FARGO — You've seen the red-and-white heart suit, the #CountMe hashtag and ads for what organizers call the "Super Bowl of nonprofits" here and across the region.
Nearly 500 charities are getting ready for Giving Hearts Day, which falls on the second Thursday in February each year. In 2019, it just happens to be on Valentine's Day.
The 24-hour event is hosted by three Fargo organizations: Dakota Medical Foundation, Impact Institute and the Alex Stern Family Foundation. Last year, more than 28,000 people donated $13.1 million on Giving Hearts Day, an event that spans North Dakota and northwestern Minnesota.
Now in its twelfth year, most are familiar with the energy and impact — $55 million raised since inception — surrounding this day of donating. It's about supporting community organizations that aim to improve the quality of life of families, children, the elderly, refugees, those experiencing homelessness and others.
But there's still more to learn about Giving Hearts Day, especially when it comes to a few new aspects of the event and the milestones from past years.
1. The 'aha' origin
Back in 2008, before GoFundMe and Venmo were popularized, people weren't as familiar or comfortable with online donating. But Jeana Peinovich, director of Dakota Medical Foundation's Lend A Hand Up program, wanted to change that.
The program to raise funds for families facing medical crises was the springboard for Giving Hearts Day as it was one of the first nonprofits to which people could donate in the first year.
More than fundraising, Peinovich wanted the event to be something meaningful. When her mother mentioned how lonely Valentine's Day can be without a sweetheart to celebrate with, Peinovich had her "aha" moment and decided to connect charitable giving with the holiday.
Peinovich calls Giving Hearts Day a "practical way of giving in the middle of winter. It was an idea to help people feel good on Valentine's Day, like my mom."
The first year, Peinovich discussed the idea with her boss, Pat Traynor, who loved the concept, and they pulled off planning it within six weeks.
"People have good ideas all the time. I just happened to be working in an organization where you can share a good idea and they have the resources and tools to pull it off," she said. "It's inspiring. I feel grateful that I was able to be a part of something from the beginning that has become bigger than anyone of us dreamed it would be."
2. New this year
If you're too busy between work and Valentine's Day plans, there's now the option of scheduling a Giving Hearts donation online. Anytime between now and the day before Valentine’s Day, folks can go to the website www.impactgiveback.org, find an organization to donate to and click the box to have it processed on Giving Hearts Day with the thousands of other donations. So far, there have been more than 370 gifts scheduled, totaling $46,000.
Traynor said a few Giving Hearts gift cards were prototyped last year and are rolling out to all organizations and schools interested in using them as rewards for different contests. The cards come in amounts of $10 or $20, and are another way of supporting charities in the community. Giving Hearts has sold nearly 4,000 gift cards that have raised more than $116,000.
Also new this year are “snowbank signs.” There were 10,000 Giving Hearts Day signs made, and they're now in front yards throughout the region.
3. Its global reach
For the past two years and now looking for a three-peat, the local organization uCodeGirl has been honored by Giving Hearts Day for receiving donations from all seven continents.
Founder Betty Gronneberg said her nonprofit's mission is universal and far-reaching because economic empowerment of women through education, more specifically through STEM (science, technology, engineering and math), is inspiring for people everywhere.

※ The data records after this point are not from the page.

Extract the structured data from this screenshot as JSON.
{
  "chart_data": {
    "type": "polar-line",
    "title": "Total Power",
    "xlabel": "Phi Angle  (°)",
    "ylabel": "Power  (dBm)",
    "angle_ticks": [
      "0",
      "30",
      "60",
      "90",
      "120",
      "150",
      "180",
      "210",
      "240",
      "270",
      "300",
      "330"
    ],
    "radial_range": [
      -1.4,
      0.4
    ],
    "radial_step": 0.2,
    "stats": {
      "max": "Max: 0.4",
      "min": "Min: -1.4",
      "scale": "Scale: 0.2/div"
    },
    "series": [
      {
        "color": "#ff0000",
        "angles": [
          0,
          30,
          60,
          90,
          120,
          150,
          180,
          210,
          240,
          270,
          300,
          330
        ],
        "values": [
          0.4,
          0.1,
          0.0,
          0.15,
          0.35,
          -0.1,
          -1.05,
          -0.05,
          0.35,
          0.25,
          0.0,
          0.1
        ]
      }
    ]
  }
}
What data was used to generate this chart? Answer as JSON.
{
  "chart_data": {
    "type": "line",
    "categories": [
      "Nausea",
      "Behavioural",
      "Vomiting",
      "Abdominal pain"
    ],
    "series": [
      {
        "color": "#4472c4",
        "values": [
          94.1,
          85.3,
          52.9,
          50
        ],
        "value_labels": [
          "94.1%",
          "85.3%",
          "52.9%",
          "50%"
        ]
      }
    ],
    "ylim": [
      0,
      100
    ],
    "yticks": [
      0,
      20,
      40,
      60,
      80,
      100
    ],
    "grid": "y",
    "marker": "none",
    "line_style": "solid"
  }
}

"It's heartening to see people from Africa and Australia supporting the people of North Dakota — Antarctica, too," Gronneberg said. "We are all in it together, in the same world."
Gronneberg started the nonprofit in May 2016, and about 200 girls have gone through the program, which starts registration in the spring. In 2018, uCodeGirl was also honored for having the most states donate to the nonprofit on Giving Hearts Day.
4. Mr. Matchy Matchy retiring
Scott Holdman, with the Impact Foundation, has been associated with Mr. Matchy Matchy since the character was unveiled several years ago to promote Giving Hearts Day.
Holdman said Mr. Matchy Matchy is now retired, though he says plenty of folks still sport the signature look of a red-and-white heart suit and tie, along with white horn-rimmed frame glasses.
Mr. Matchy Matchy was to encourage donors to “be a match, or match the match” of a gift, donating a dollar-for-dollar match of an amount raised.
Now on Giving Hearts Day there will be five “field correspondents” in the signature suits who will be interviewing charities all day in a live feed online at GivingHeartsDay.org, while also appearing on local TV news programs.
5. Going big or small
It only takes a minimum donation of $10 to be part of Giving Hearts Day, which adds up fast when thousands of people are giving throughout the one-day event.
Some nonprofits have set large goals for the event this year, including the New Life Center, a Fargo homeless shelter at 1902 3rd Ave. N.
Rob Swiers, the center's executive director, said his nonprofit is funding a nearly $5 million rebuilding project of the thrift store and shelter.
Swiers said New Life has secured a $500,000 match, so the center is hoping to reach $1 million on Giving Hearts Day.